Un'accurata ricostruzione delle travagliate vicende storiche seicentesche, resa possibile dalla consultazione dell'archivio storico comunale recentemente riordinato, è stata inserita nella nuova edizione del volume di Domenico Anselmo intitolato "Storia di Murisengo dalle origini fino alla fine del Ducato di Mantova e Monferrato (1708) e del feudalesimo".
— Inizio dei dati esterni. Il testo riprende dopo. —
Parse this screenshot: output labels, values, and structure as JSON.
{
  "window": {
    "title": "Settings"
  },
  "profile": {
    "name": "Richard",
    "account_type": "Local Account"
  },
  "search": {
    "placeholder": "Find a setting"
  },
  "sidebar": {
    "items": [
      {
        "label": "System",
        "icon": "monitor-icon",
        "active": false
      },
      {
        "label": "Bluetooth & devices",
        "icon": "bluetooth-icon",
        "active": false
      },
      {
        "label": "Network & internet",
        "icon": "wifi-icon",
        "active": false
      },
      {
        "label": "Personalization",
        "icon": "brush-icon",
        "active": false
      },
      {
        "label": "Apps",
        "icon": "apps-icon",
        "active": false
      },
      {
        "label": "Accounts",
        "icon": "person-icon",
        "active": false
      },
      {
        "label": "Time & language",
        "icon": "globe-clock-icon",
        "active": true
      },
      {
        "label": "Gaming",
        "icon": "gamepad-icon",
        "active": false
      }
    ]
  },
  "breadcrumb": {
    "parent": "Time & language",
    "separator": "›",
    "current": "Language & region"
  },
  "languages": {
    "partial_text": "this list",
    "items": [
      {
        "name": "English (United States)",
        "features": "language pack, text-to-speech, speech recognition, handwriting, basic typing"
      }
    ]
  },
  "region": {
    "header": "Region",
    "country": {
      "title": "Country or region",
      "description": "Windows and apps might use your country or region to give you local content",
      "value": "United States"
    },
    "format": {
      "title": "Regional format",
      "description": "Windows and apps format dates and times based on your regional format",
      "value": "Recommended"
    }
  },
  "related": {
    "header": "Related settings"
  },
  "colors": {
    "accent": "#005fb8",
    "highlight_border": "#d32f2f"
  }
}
L'opera è stata appena pubblicata dalla Società Cooperativa Artigiana San Giuseppe Lavoratore (Vercelli, maggio 2008) nella collana diretta dal concittadino Teresio Malpassuto, che firma una lusinghiera presentazione. E' stata un'occasione ghiotta per mettere le mani su carte inedite che hanno consentito all'instancabile ricercatore di licenziare, come ricorda Malpassuto, questa seconda edizione della storia del borgo monferrino ricchissima di "aggiunte, puntualizzazioni, scoperte, curiosità, novità".
Tra queste spicca un lungo documento conservato all'Archivio di Stato di Torino (Monferrato Ducato, mazzo 37), redatto nel febbraio 1628 da don Gonzalo de Cordoba, Governatore di Milano per conto del re di SpagnaFilippo IV, e relativo alla successione del Monferrato dopo la morte senza eredi del duca di Mantova e Monferrato, Vincenzo II Gonzaga, avvenuta la vigilia di Natale dell'anno precedente.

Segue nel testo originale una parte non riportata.